The MWCNTs hold the epoxy resin matrix together by nano-stitches and enhance mechanical properties of the matrix, which lead to better transverse mechanical properties of epoxy/MWCNT/CF hybrid nanocomposite than that of epoxy/CF laminate composite. The composites containing 1.0 Wt.% MWCNTs that are homogenously dispersed have two times more MWCNTs contents as epoxy/0.5 Wt.% MWCNT/CF composites. Hence, the mechanical properties of the matrix of the hybrid nanocomposite were further improved by 1.0 Wt.% MWCNTs.

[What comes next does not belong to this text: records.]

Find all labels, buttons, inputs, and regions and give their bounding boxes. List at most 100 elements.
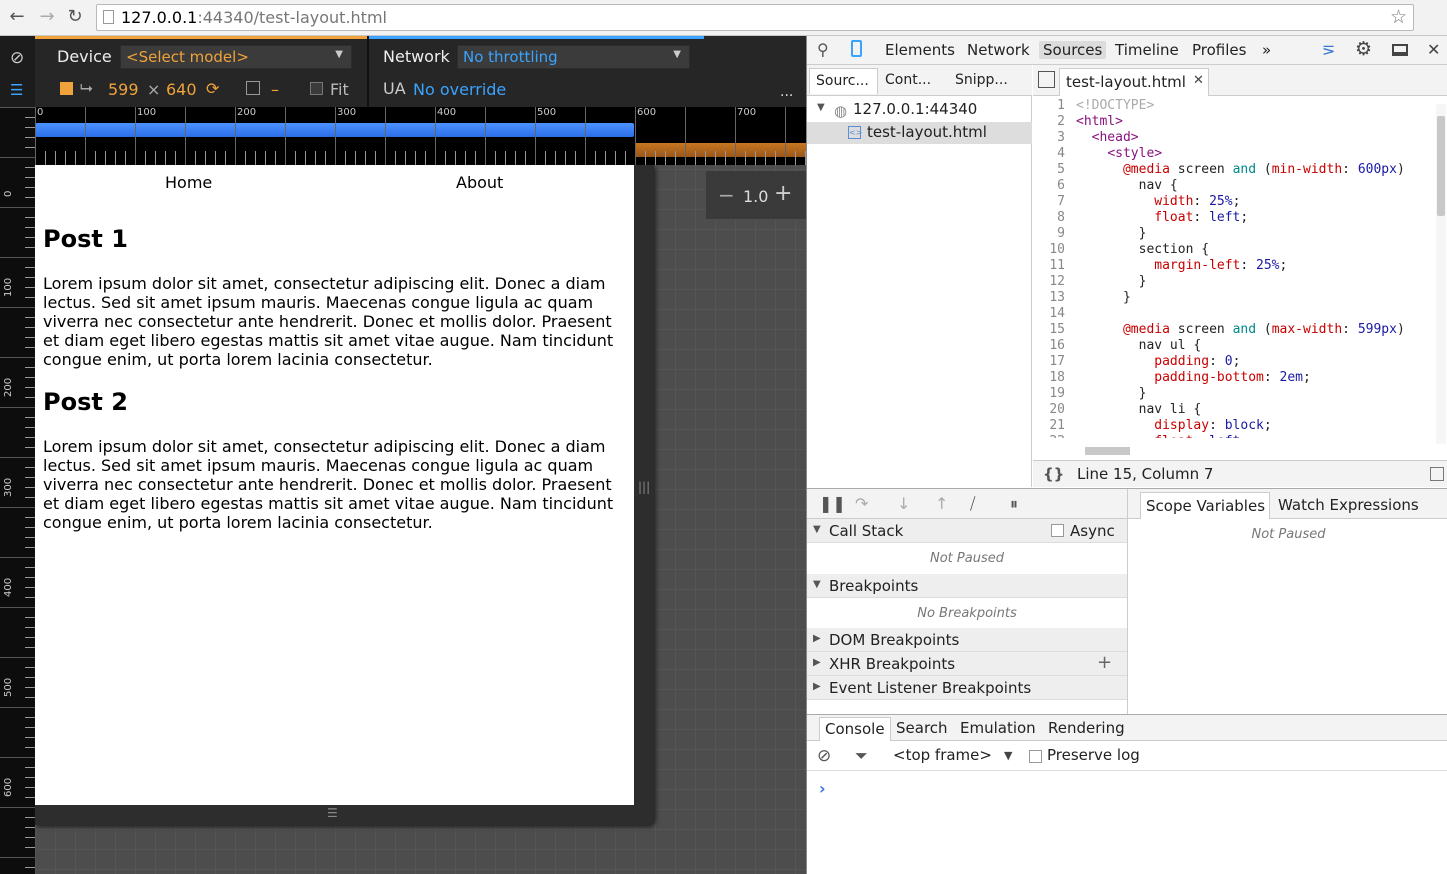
tab-emulation[interactable]: Emulation — [960, 719, 1036, 737]
add-xhr-breakpoint-icon[interactable]: + — [1097, 652, 1112, 673]
media-queries-icon[interactable]: ☰ — [10, 81, 23, 99]
tab-watch-expressions[interactable]: Watch Expressions — [1278, 496, 1419, 514]
rotate-icon[interactable]: ⟳ — [206, 79, 219, 98]
code-line[interactable]: 13 } — [1033, 290, 1433, 306]
line-number[interactable]: 19 — [1033, 386, 1065, 401]
code-line[interactable]: 20 nav li { — [1033, 402, 1433, 418]
code-line[interactable]: 8 float: left; — [1033, 210, 1433, 226]
drawer-toggle-icon[interactable]: ⋝ — [1322, 40, 1335, 59]
tab-elements[interactable]: Elements — [885, 41, 955, 59]
line-number[interactable]: 11 — [1033, 258, 1065, 273]
pause-icon[interactable]: ❚❚ — [819, 494, 846, 513]
line-number[interactable]: 18 — [1033, 370, 1065, 385]
tab-scope-variables[interactable]: Scope Variables — [1140, 492, 1270, 519]
tab-snippets[interactable]: Snipp... — [955, 72, 1008, 88]
tab-timeline[interactable]: Timeline — [1115, 41, 1179, 59]
line-number[interactable]: 7 — [1033, 194, 1065, 209]
line-number[interactable]: 17 — [1033, 354, 1065, 369]
reload-icon[interactable]: ↻ — [64, 6, 86, 28]
swap-dimensions-icon[interactable]: ⮡ — [80, 78, 93, 98]
code-line[interactable]: 12 } — [1033, 274, 1433, 290]
line-number[interactable]: 4 — [1033, 146, 1065, 161]
code-line[interactable]: 16 nav ul { — [1033, 338, 1433, 354]
tab-content-scripts[interactable]: Cont... — [885, 72, 931, 88]
pause-on-exceptions-icon[interactable]: ⏸ — [1010, 494, 1018, 514]
code-line[interactable]: 6 nav { — [1033, 178, 1433, 194]
height-field[interactable]: 640 — [166, 80, 197, 99]
line-number[interactable]: 16 — [1033, 338, 1065, 353]
line-number[interactable]: 5 — [1033, 162, 1065, 177]
line-number[interactable]: 1 — [1033, 98, 1065, 113]
zoom-in-button[interactable]: + — [774, 181, 792, 206]
line-number[interactable]: 22 — [1033, 434, 1065, 438]
clear-console-icon[interactable]: ⊘ — [817, 746, 831, 766]
gear-icon[interactable]: ⚙ — [1355, 38, 1372, 60]
code-line[interactable]: 21 display: block; — [1033, 418, 1433, 434]
line-number[interactable]: 8 — [1033, 210, 1065, 225]
line-number[interactable]: 10 — [1033, 242, 1065, 257]
tab-sources[interactable]: Sourc... — [809, 68, 878, 94]
code-line[interactable]: 5 @media screen and (min-width: 600px) — [1033, 162, 1433, 178]
disable-emulation-icon[interactable]: ⊘ — [10, 48, 24, 68]
console-prompt[interactable]: › — [819, 779, 826, 798]
code-line[interactable]: 4 <style> — [1033, 146, 1433, 162]
network-throttle-select[interactable]: No throttling ▼ — [457, 45, 690, 69]
async-checkbox[interactable] — [1051, 524, 1064, 537]
forward-arrow-icon[interactable]: → — [36, 6, 58, 28]
ua-override-field[interactable]: No override — [413, 80, 506, 99]
frame-select[interactable]: <top frame> — [893, 746, 992, 764]
line-number[interactable]: 9 — [1033, 226, 1065, 241]
call-stack-section[interactable]: ▼ Call Stack Async — [807, 519, 1127, 543]
tree-item-file[interactable]: <> test-layout.html — [807, 122, 1032, 144]
scrollbar-thumb[interactable] — [1085, 447, 1130, 455]
line-number[interactable]: 6 — [1033, 178, 1065, 193]
code-line[interactable]: 18 padding-bottom: 2em; — [1033, 370, 1433, 386]
more-options-icon[interactable]: ... — [780, 84, 793, 100]
width-field[interactable]: 599 — [108, 80, 139, 99]
tab-sources[interactable]: Sources — [1039, 41, 1107, 59]
dom-breakpoints-section[interactable]: ▶ DOM Breakpoints — [807, 628, 1127, 652]
line-number[interactable]: 20 — [1033, 402, 1065, 417]
editor-vertical-scrollbar[interactable] — [1436, 104, 1446, 444]
pixel-ratio-field[interactable]: – — [271, 80, 279, 99]
xhr-breakpoints-section[interactable]: ▶ XHR Breakpoints + — [807, 652, 1127, 676]
nav-link-home[interactable]: Home — [165, 173, 212, 192]
tab-search[interactable]: Search — [896, 719, 948, 737]
device-mode-icon[interactable] — [851, 40, 862, 57]
fit-checkbox[interactable] — [310, 82, 323, 95]
code-line[interactable]: 15 @media screen and (max-width: 599px) — [1033, 322, 1433, 338]
code-line[interactable]: 14 — [1033, 306, 1433, 322]
close-icon[interactable]: ✕ — [1427, 40, 1440, 59]
line-number[interactable]: 14 — [1033, 306, 1065, 321]
resize-handle-bottom[interactable]: ☰ — [327, 806, 338, 820]
device-model-select[interactable]: <Select model> ▼ — [120, 45, 352, 69]
step-into-icon[interactable]: ↓ — [897, 494, 910, 513]
deactivate-breakpoints-icon[interactable]: ⧸ — [970, 494, 975, 514]
line-number[interactable]: 2 — [1033, 114, 1065, 129]
filter-icon[interactable]: ⏷ — [855, 746, 868, 766]
toggle-debugger-sidebar-icon[interactable] — [1430, 467, 1444, 481]
tab-console[interactable]: Console — [819, 717, 891, 741]
breakpoints-section[interactable]: ▼ Breakpoints — [807, 574, 1127, 598]
line-number[interactable]: 3 — [1033, 130, 1065, 145]
tab-rendering[interactable]: Rendering — [1048, 719, 1125, 737]
editor-tab-file[interactable]: test-layout.html ✕ — [1059, 68, 1209, 96]
toggle-navigator-icon[interactable] — [1038, 71, 1055, 88]
code-line[interactable]: 10 section { — [1033, 242, 1433, 258]
close-tab-icon[interactable]: ✕ — [1193, 73, 1204, 88]
tree-item-host[interactable]: ▼ ◍ 127.0.0.1:44340 — [807, 99, 1032, 121]
preserve-log-checkbox[interactable] — [1029, 750, 1042, 763]
resolution-checkbox[interactable] — [60, 82, 73, 95]
event-listener-breakpoints-section[interactable]: ▶ Event Listener Breakpoints — [807, 676, 1127, 700]
line-number[interactable]: 12 — [1033, 274, 1065, 289]
resize-handle-right[interactable]: ||| — [638, 480, 650, 494]
code-line[interactable]: 1 <!DOCTYPE> — [1033, 98, 1433, 114]
line-number[interactable]: 13 — [1033, 290, 1065, 305]
code-line[interactable]: 22 float: left; — [1033, 434, 1433, 438]
tab-profiles[interactable]: Profiles — [1192, 41, 1246, 59]
star-icon[interactable]: ☆ — [1390, 6, 1407, 28]
more-tabs-icon[interactable]: » — [1262, 41, 1271, 59]
code-line[interactable]: 9 } — [1033, 226, 1433, 242]
editor-horizontal-scrollbar[interactable] — [1073, 445, 1418, 455]
code-area[interactable]: 1 <!DOCTYPE> 2 <html> 3 <head> 4 <style> 5 @me… — [1033, 98, 1433, 438]
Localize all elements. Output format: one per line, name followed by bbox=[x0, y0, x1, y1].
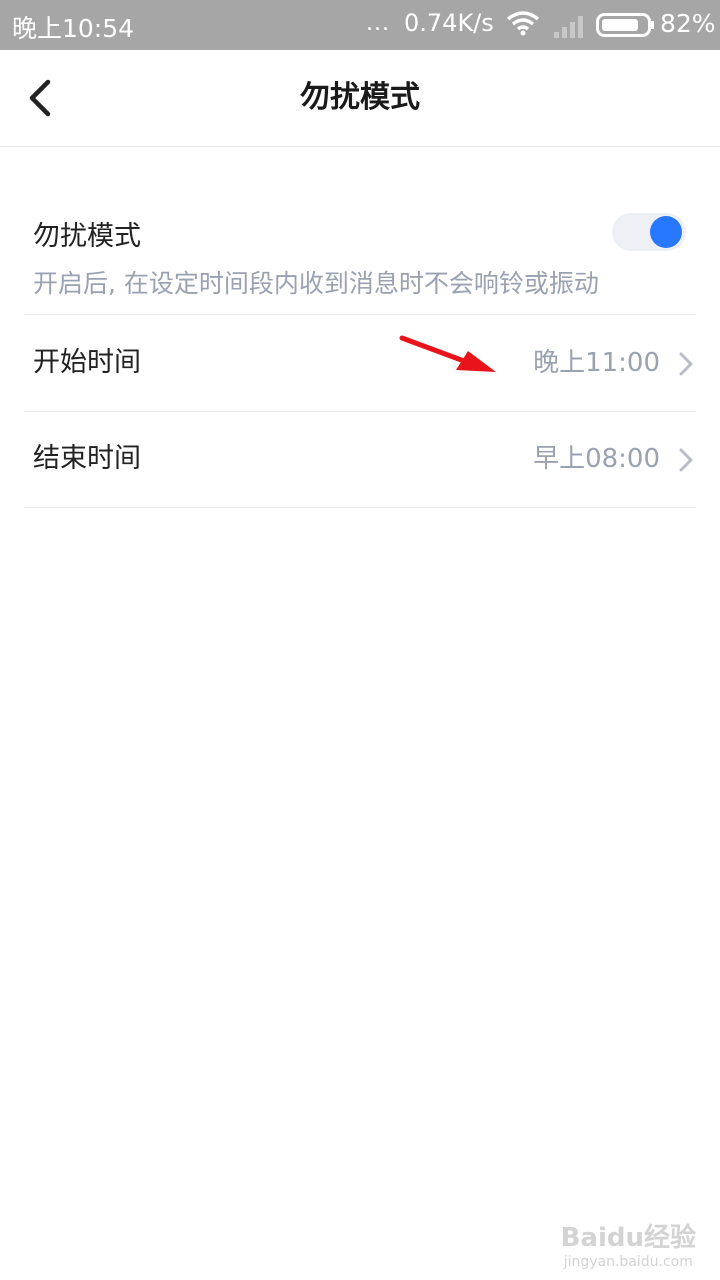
start-time-row[interactable]: 开始时间 晚上11:00 bbox=[24, 315, 696, 412]
status-bar: 晚上10:54 ... 0.74K/s 82% bbox=[0, 0, 720, 50]
battery-percent: 82% bbox=[660, 9, 716, 38]
end-time-row[interactable]: 结束时间 早上08:00 bbox=[24, 411, 696, 508]
chevron-right-icon bbox=[679, 352, 693, 376]
baidu-watermark: Baidu经验 jingyan.baidu.com bbox=[561, 1217, 696, 1270]
end-time-label: 结束时间 bbox=[33, 443, 141, 474]
annotation-arrow-icon bbox=[399, 335, 496, 372]
dnd-toggle[interactable] bbox=[612, 213, 686, 251]
signal-icon bbox=[554, 16, 583, 38]
chevron-right-icon bbox=[679, 448, 693, 472]
more-notifications-icon: ... bbox=[366, 11, 390, 36]
battery-icon bbox=[596, 13, 654, 37]
start-time-label: 开始时间 bbox=[33, 347, 141, 378]
status-time: 晚上10:54 bbox=[12, 14, 135, 43]
network-speed: 0.74K/s bbox=[404, 9, 494, 37]
wifi-icon bbox=[506, 11, 540, 36]
end-time-value: 早上08:00 bbox=[533, 444, 660, 474]
watermark-logo: Baidu经验 bbox=[560, 1223, 696, 1253]
toggle-knob bbox=[650, 216, 682, 248]
dnd-description: 开启后, 在设定时间段内收到消息时不会响铃或振动 bbox=[33, 269, 599, 298]
watermark-url: jingyan.baidu.com bbox=[563, 1254, 693, 1270]
page-title: 勿扰模式 bbox=[300, 80, 420, 115]
dnd-label: 勿扰模式 bbox=[33, 221, 141, 252]
start-time-value: 晚上11:00 bbox=[533, 348, 660, 378]
dnd-setting: 勿扰模式 开启后, 在设定时间段内收到消息时不会响铃或振动 bbox=[24, 196, 696, 315]
nav-bar: 勿扰模式 bbox=[0, 50, 720, 147]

The delamination and matrix cracking in the laminated composite may be due to the voids created in the interface of CF and the epoxy resin matrix. The MWCNTs improve interlaminar bonding between CF and epoxy and effective amount of voids reductions in the interface of reinforcement and matrix. Hence, an improving adhesion between CFs and epoxy plays an important role in stress transfer and causes the improvement of mechanical properties. The higher content of well-dispersed MWCNTs further enhanced interlaminar bonding and adhesion between CFs and epoxy. Therefore, interlaminar bonding and adhesion between CFs and matrix in epoxy/1.0 Wt.% MWCNT/CF composite is stronger than epoxy/0.5 Wt.% MWCNT/CF hybrid nanocomposite.

4 Conclusions

The epoxy/CF laminate composite and epoxy/MWCNT/CF hybrid nanocomposites with 0.5 and 1.0 Wt.% MWCNTs were fabricated by a filament winding machine. The flexural and 90º tensile properties of samples were evaluated by the three-point bending and 90º tensile tests, respectively. The results show that the out-of-plane properties of epoxy/CF composite were improved by incorporating the 1.0 Wt.% MWCNTs. The following conclusions were drawn:

  1. 1.

    The MWCNTs were homogeneously dispersed into the epoxy resin matrix using a high-power probe-ultrasonic and mechanical mixer without using any additives.

  2. 2.

    The 90º UTS and elongation at break of epoxy/1.0 Wt.% MWCNT/CF hybrid nanocomposite were approximately 53% and 50% greater than that of epoxy/CF composite, respectively.

  3. 3.

    In comparison with epoxy/CF composite, the flexural strength, secant modulus, and elongation of epoxy/1.0 Wt.% MWCNT/CF hybrid nanocomposite increased 15%, 7%, and 9%, respectively.